By David Lund
Lately, I have spoken to several revenue managers who have told me how much their cost is to take a room—to make that last sale of the day.
What I heard concerns me because it tells me some people do not understand the fixed vs. variable components of payroll and expenses in their hotels.
Quite simply put, one revenue manager told me his cost to take a room in his hotel in NYC was $290.
“What?” I exclaimed over the telephone.
“Yes, that’s the cost.”
To which I replied, “That’s the total cost of all your expenses, both fixed and variable?”
Silence ensued for a moment and I said, “Let’s slow things down and look at the scenario.”
It is noon and you have 10 rooms left to sell today, the demand for today has been strong but in the last week we have been up and down around the +10 mark. My question is, “Exactly what does it cost you in variable expenses to take those last 10 rooms and how should they be priced?”

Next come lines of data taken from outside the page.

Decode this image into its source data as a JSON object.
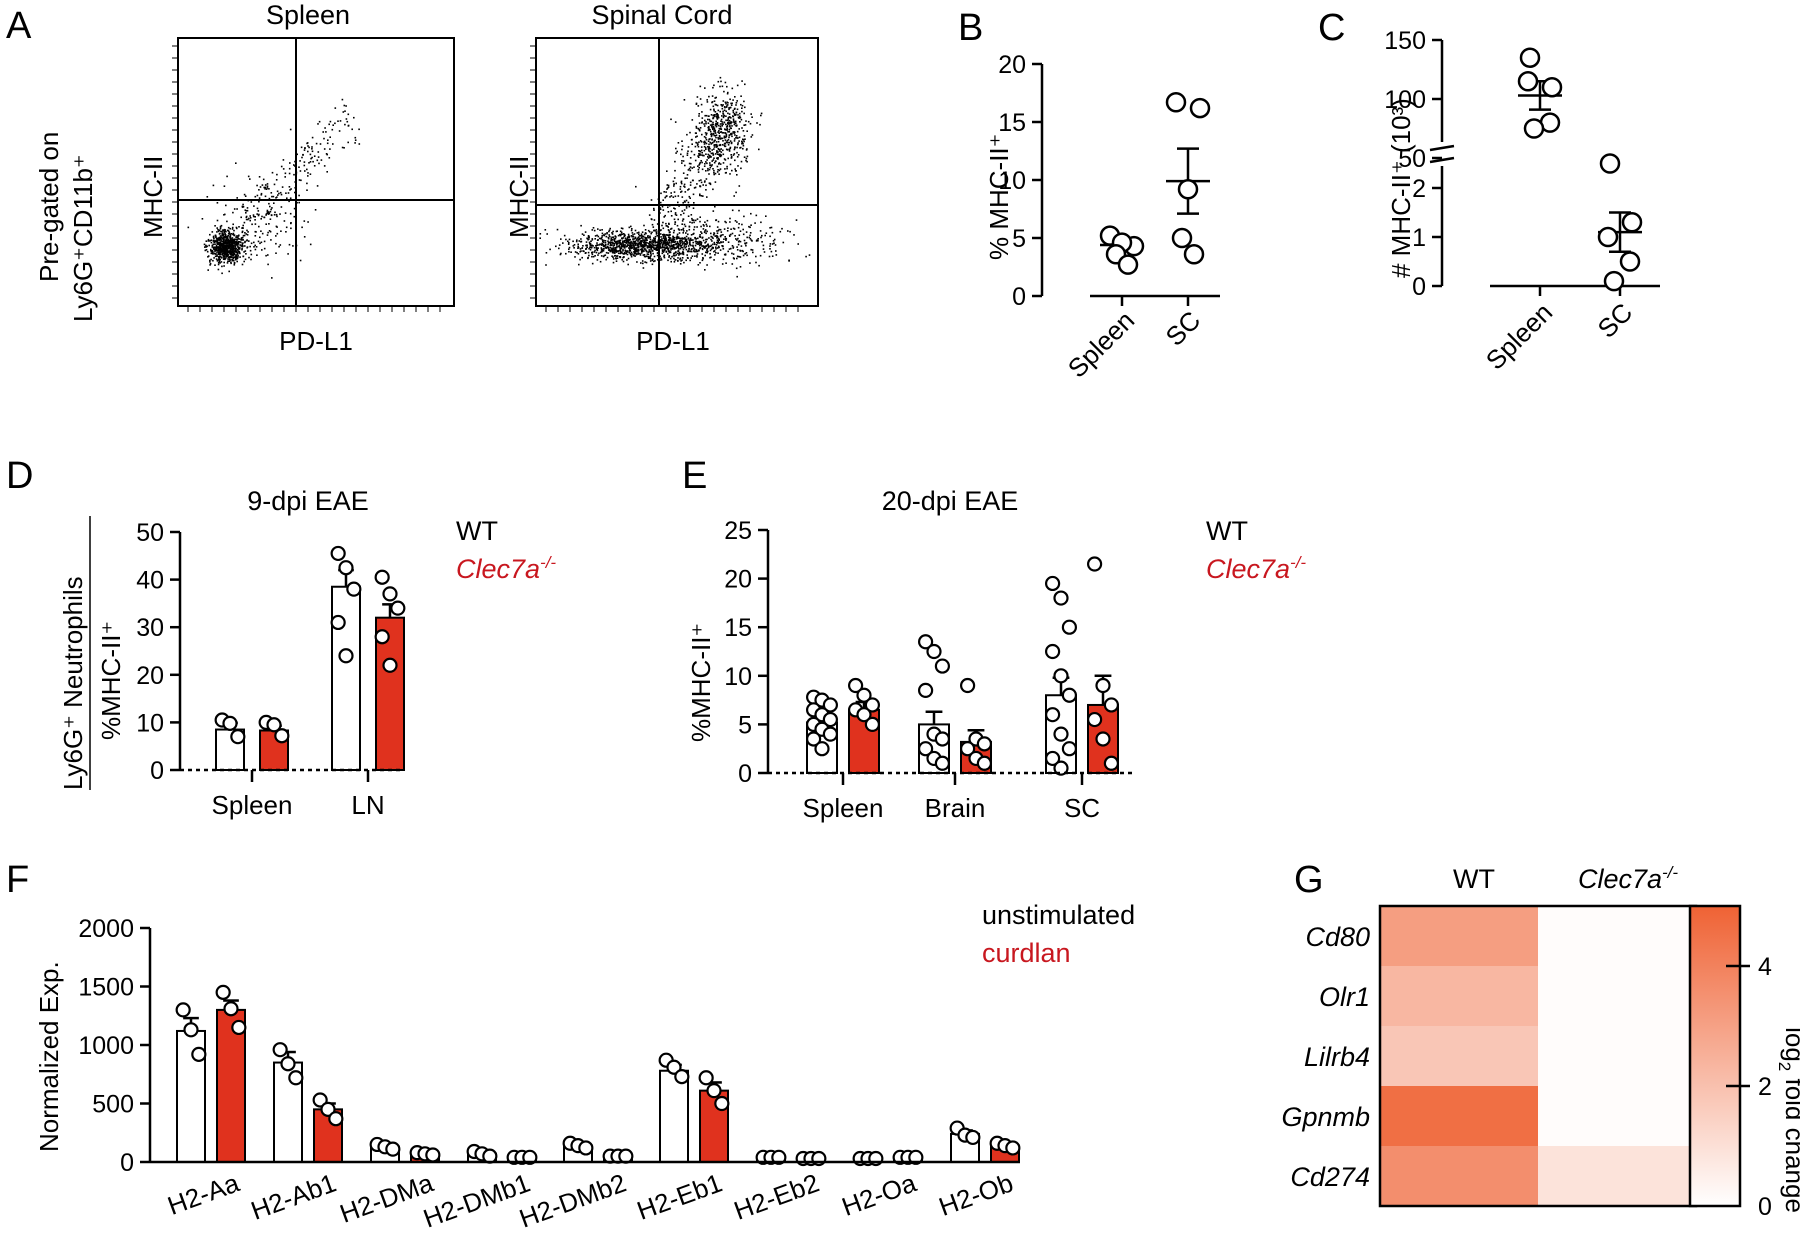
{
  "colors": {
    "wt": "#ffffff",
    "ko": "#e0321e",
    "accent_text": "#c8171f",
    "heat_high": "#ef6234",
    "heat_low": "#ffffff"
  },
  "panels": [
    {
      "id": "A",
      "type": "flow-cytometry",
      "side_label_line1": "Pre-gated on",
      "side_label_line2": "Ly6G⁺CD11b⁺",
      "plots": [
        {
          "title": "Spleen",
          "ylabel": "MHC-II",
          "xlabel": "PD-L1"
        },
        {
          "title": "Spinal Cord",
          "ylabel": "MHC-II",
          "xlabel": "PD-L1"
        }
      ]
    }
  ],
  "chart_data": [
    {
      "panel": "B",
      "type": "scatter",
      "ylabel": "% MHC-II⁺",
      "ylim": [
        0,
        20
      ],
      "yticks": [
        "0",
        "5",
        "10",
        "15",
        "20"
      ],
      "categories": [
        "Spleen",
        "SC"
      ],
      "points": [
        [
          5.2,
          4.3,
          4.6,
          3.6,
          2.7
        ],
        [
          16.7,
          16.2,
          9.2,
          5.0,
          3.6
        ]
      ],
      "means": [
        4.4,
        9.9
      ],
      "sem": [
        0.45,
        2.8
      ]
    },
    {
      "panel": "C",
      "type": "scatter",
      "ylabel": "# MHC-II⁺ (10³)",
      "axis_break": true,
      "yticks_upper": [
        "50",
        "100",
        "150"
      ],
      "yticks_lower": [
        "0",
        "1",
        "2"
      ],
      "categories": [
        "Spleen",
        "SC"
      ],
      "points": [
        [
          135,
          110,
          115,
          80,
          75
        ],
        [
          2.5,
          1.3,
          1.0,
          0.5,
          0.1
        ]
      ],
      "means": [
        103,
        1.1
      ],
      "sem": [
        12,
        0.4
      ]
    },
    {
      "panel": "D",
      "type": "bar",
      "title": "9-dpi EAE",
      "ylabel_line1": "Ly6G⁺ Neutrophils",
      "ylabel_line2": "%MHC-II⁺",
      "ylim": [
        0,
        50
      ],
      "yticks": [
        "0",
        "10",
        "20",
        "30",
        "40",
        "50"
      ],
      "categories": [
        "Spleen",
        "LN"
      ],
      "series": [
        {
          "name": "WT",
          "values": [
            8.5,
            38.5
          ],
          "sem": [
            1.4,
            3.5
          ],
          "points": [
            [
              10.5,
              9.8,
              7.0
            ],
            [
              45.5,
              42.5,
              38.0,
              31.0,
              24.0
            ]
          ]
        },
        {
          "name": "Clec7a-/-",
          "values": [
            8.3,
            32.0
          ],
          "sem": [
            1.0,
            2.8
          ],
          "points": [
            [
              10.0,
              9.5,
              7.2
            ],
            [
              40.5,
              37.0,
              34.0,
              28.0,
              22.0
            ]
          ]
        }
      ],
      "legend": [
        "WT",
        "Clec7a",
        "-/-"
      ]
    },
    {
      "panel": "E",
      "type": "bar",
      "title": "20-dpi EAE",
      "ylabel": "%MHC-II⁺",
      "ylim": [
        0,
        25
      ],
      "yticks": [
        "0",
        "5",
        "10",
        "15",
        "20",
        "25"
      ],
      "categories": [
        "Spleen",
        "Brain",
        "SC"
      ],
      "series": [
        {
          "name": "WT",
          "values": [
            5.2,
            5.0,
            8.0
          ],
          "sem": [
            0.7,
            1.3,
            1.8
          ],
          "points": [
            [
              7.8,
              7.5,
              7.0,
              6.5,
              6.0,
              5.5,
              5.0,
              4.5,
              4.0,
              3.5,
              2.5
            ],
            [
              13.5,
              12.5,
              11.0,
              8.5,
              4.0,
              3.5,
              2.5,
              1.5,
              1.0
            ],
            [
              19.5,
              18.0,
              15.0,
              12.5,
              10.0,
              8.0,
              6.0,
              4.0,
              2.5,
              1.5,
              0.5
            ]
          ]
        },
        {
          "name": "Clec7a-/-",
          "values": [
            6.5,
            3.2,
            7.0
          ],
          "sem": [
            0.8,
            1.2,
            3.0
          ],
          "points": [
            [
              9.0,
              8.0,
              7.0,
              6.5,
              6.0,
              5.0
            ],
            [
              9.0,
              3.5,
              3.0,
              2.5,
              1.5,
              1.0
            ],
            [
              21.5,
              9.0,
              7.0,
              5.5,
              3.5,
              1.0
            ]
          ]
        }
      ],
      "legend": [
        "WT",
        "Clec7a",
        "-/-"
      ]
    },
    {
      "panel": "F",
      "type": "bar",
      "ylabel": "Normalized Exp.",
      "ylim": [
        0,
        2000
      ],
      "yticks": [
        "0",
        "500",
        "1000",
        "1500",
        "2000"
      ],
      "categories": [
        "H2-Aa",
        "H2-Ab1",
        "H2-DMa",
        "H2-DMb1",
        "H2-DMb2",
        "H2-Eb1",
        "H2-Eb2",
        "H2-Oa",
        "H2-Ob"
      ],
      "series": [
        {
          "name": "unstimulated",
          "values": [
            1120,
            850,
            130,
            70,
            140,
            780,
            40,
            30,
            240
          ],
          "sem": [
            110,
            90,
            20,
            20,
            20,
            50,
            5,
            5,
            30
          ],
          "points": [
            [
              1300,
              1130,
              920
            ],
            [
              960,
              840,
              720
            ],
            [
              150,
              130,
              110
            ],
            [
              90,
              70,
              50
            ],
            [
              160,
              140,
              120
            ],
            [
              870,
              810,
              730
            ],
            [
              40,
              40,
              40
            ],
            [
              30,
              30,
              30
            ],
            [
              290,
              230,
              210
            ]
          ]
        },
        {
          "name": "curdlan",
          "values": [
            1300,
            450,
            70,
            40,
            50,
            610,
            30,
            40,
            140
          ],
          "sem": [
            80,
            50,
            10,
            5,
            5,
            70,
            5,
            5,
            20
          ],
          "points": [
            [
              1450,
              1310,
              1150
            ],
            [
              530,
              450,
              370
            ],
            [
              80,
              70,
              60
            ],
            [
              40,
              40,
              40
            ],
            [
              50,
              50,
              50
            ],
            [
              720,
              610,
              500
            ],
            [
              30,
              30,
              30
            ],
            [
              40,
              40,
              40
            ],
            [
              160,
              140,
              120
            ]
          ]
        }
      ],
      "legend": [
        "unstimulated",
        "curdlan"
      ]
    },
    {
      "panel": "G",
      "type": "heatmap",
      "columns": [
        "WT",
        "Clec7a",
        "-/-"
      ],
      "rows": [
        "Cd80",
        "Olr1",
        "Lilrb4",
        "Gpnmb",
        "Cd274"
      ],
      "values": [
        [
          3.1,
          0.1
        ],
        [
          2.3,
          0.1
        ],
        [
          1.8,
          0.1
        ],
        [
          4.6,
          0.1
        ],
        [
          3.6,
          0.9
        ]
      ],
      "colorbar": {
        "range": [
          0,
          5
        ],
        "ticks": [
          "0",
          "2",
          "4"
        ],
        "label_prefix": "log",
        "label_sub": "2",
        "label_suffix": " fold change"
      }
    }
  ],
  "labels": {
    "panel_letters": [
      "A",
      "B",
      "C",
      "D",
      "E",
      "F",
      "G"
    ]
  }
}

This is a very different question than: “What are costs per room occupied?” Let’s look at this question first because I think it will help clean up some confusion. Here are the facts of this “rooms only” operation in New York City.
In the above-simplified budget for this 295-room hotel, we can see all the expenses on an annualized basis is just north of $24 million. This number is achieved by adding the rooms pay, rooms expense, overhead pay and expense, and finally the owner's expense. We only need to divide this number by the total rooms available—which is 83,488 on an annual basis. This gives us a good measure to understand what our pricing should be to generate an annualized profit using the current cost structure.
However, it does not tell us the real variable cost to take those last few rooms. Let’s look at the major components of the cost to take those last few rooms. What items will we need to utilize to take those last 10 rooms that are purely variable? To determine this we must first understand the nature of the fixed expenses.
The fixed expenses in this hotel at this point are many. We are already running a house count of 285 rooms and occupancy of 96.6 percent. All the costs for the following under this scenario are fixed. In other words—and this is the pivot point—it will cost no additional dollars on any of the following items to take those last 10 rooms:
- Front desk, guest services, reservations payroll
- Cable television
- Contract services
- Linen and uniform purchases
- Equipment purchase
- Decorations
- All overhead expenses and payroll
- All owner expenses
The truly purely variable expenses:
- Room attendant payroll and benefits
- Linen cleaning
- Guest supplies
- Papers
- Cleaning supplies
- Travel agent commissions
- Reservation fees
- Credit card commissions
- Brand fees
- Energy (some variable)
That’s it for our costs to take the last 10 rooms.
Let’s look at the chart below for a summary:
The chart clearly shows the individual costs for the variable items and the incremental profit from the sale of each room. For an annual picture let’s look at the impact on profits if the hotel was able to sell these 10 rooms half the days of the year:
(180 days x 10 rooms x $117) = $210,600 in additional profit that goes straight to the bottom line
This boosts the NOP closer to 10 percent. The real impact is an additional profit of the $210K, which adds an additional $2.6 million in asset value using a very modest capitalization rate of 8:
(8/100 = 12.5), therefore 12.5 x 210,600 = $2,632,500
When you think about your current selling policy as it relates to last-minute inventory, make sure you have a good handle on the real variable costs to sell those last-minute rooms. Don’t be confused by the big fixed cost per room stickers.
Know there is a balance between building the base, yielding the inventory in the largest demand period, and selling those last rooms more often.